Why is Alexis Lafrenière’s draft eligible year 2020 instead of 2019?

biturbo19

Registered User
Jul 13, 2010
25,437
10,395
A SPC in the CHL signed at 16 years of age is for 4 years. The only out for the player before the 4 years is up is to the NHL team that drafts the player. So, in Lafreniere's case he does have an enforceable SPC for next year and the year after. He'll be in the Q as an 18 year old, but as a 19 year old, he'll be plying his trade with the NHL club that drafts him.

Alright then. I thought there were options in the contract for length of term commitment. But if that's the case, then yeah...he'll be there in the Q. He's gonna be there regardless. But that'd put a definite end to any idle speculation.
 

BillNy

Registered User
Jun 20, 2018
477
198
No, Bure was 18 years old on Sept. 15 1989. The uncertainty regarding Bure's eligibility came from the fact that the rules were extremely complicated at the time and changed depending on where the drafted player came from. Bure could have been drafted in the first three rounds of the 1989 draft and that would have fine, as long as he was selected in the first three rounds. However, when the 1989 entry draft took place, the Soviet Union had yet to fall, and no team was willing to gamble such a high pick on a player whom the Soviets might not allow to leave. At this point, some other Eastern Bloc players had defected, but that's a pretty tough decision for a young man to make, especially when he knows that the Soviet government could make life miserable for any family left behind.

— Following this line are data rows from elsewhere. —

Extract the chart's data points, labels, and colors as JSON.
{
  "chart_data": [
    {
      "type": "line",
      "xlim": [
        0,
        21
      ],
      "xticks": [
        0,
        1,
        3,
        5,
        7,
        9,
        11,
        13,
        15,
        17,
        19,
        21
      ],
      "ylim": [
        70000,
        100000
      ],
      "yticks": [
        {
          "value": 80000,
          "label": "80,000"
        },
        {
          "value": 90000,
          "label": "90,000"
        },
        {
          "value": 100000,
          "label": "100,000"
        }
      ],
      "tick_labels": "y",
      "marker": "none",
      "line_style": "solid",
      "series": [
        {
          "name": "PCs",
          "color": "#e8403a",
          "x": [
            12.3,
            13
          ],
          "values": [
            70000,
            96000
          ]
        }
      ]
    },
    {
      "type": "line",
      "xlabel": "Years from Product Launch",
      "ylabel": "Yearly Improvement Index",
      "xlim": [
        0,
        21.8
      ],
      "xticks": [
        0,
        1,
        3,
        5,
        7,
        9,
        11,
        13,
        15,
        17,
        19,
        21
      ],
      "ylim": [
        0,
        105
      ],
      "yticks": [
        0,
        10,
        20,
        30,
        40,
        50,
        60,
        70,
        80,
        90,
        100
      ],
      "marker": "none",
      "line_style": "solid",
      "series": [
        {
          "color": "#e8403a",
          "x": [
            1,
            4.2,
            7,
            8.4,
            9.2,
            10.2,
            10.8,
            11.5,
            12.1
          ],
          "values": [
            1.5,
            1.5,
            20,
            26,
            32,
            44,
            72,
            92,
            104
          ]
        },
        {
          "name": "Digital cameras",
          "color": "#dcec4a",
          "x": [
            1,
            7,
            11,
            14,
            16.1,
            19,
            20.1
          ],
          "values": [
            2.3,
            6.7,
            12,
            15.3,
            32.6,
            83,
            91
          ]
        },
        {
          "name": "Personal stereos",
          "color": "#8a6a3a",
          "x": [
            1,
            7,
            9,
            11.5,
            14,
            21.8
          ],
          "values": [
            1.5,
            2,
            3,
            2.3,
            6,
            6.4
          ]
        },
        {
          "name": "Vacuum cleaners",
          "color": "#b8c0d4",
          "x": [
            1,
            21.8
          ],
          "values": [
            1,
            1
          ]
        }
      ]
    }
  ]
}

Luckily for the Canucks, there was some weird rule that said that an 18-year-old Soviet player could be taken after the third round, so long as he had played at least 11 games for his Soviet Championship League team in each of the previous two seasons. The official records seemed to indicate that Bure hadn't met this requirement, but the Canucks scouting staff found evidence of extra games that no one else uncovered(remember this was pre-Internet). Even then, it took nearly a year for the NHL to finally accept that Vancouver's Bure pick was in fact legal.

Huh, I went and checked Wiki and you're all right here, and that's so weird to me, because I've been coming online to talk about hockey since basically when the Panthers tried that Ovechkin thing, 15 years ago, the story has been re-hashed a trillion times before, and I've never heard anyone describe it any differently, or correct my description of it as "basically what happened with Ovechkin, except an arbitrator said yes so they clarified the rules." Good on you.
 

4thline

Registered User
Jul 18, 2014
14,378
9,688
Waterloo
It makes a lot more sense to move the draft age back 9 months and make it Dec 31 of your U19 year. So many of the draft+1 impact players of the last several years were late birthdays and as such had to wait a year vs their peers.

Matthews/Eichel/Jones/Yakupov/Landeskog/Hall/Tavares/Hedman/Doughty/Kane/Kessel...

Just sync it up to the calendar year and shorten the signing period to a season.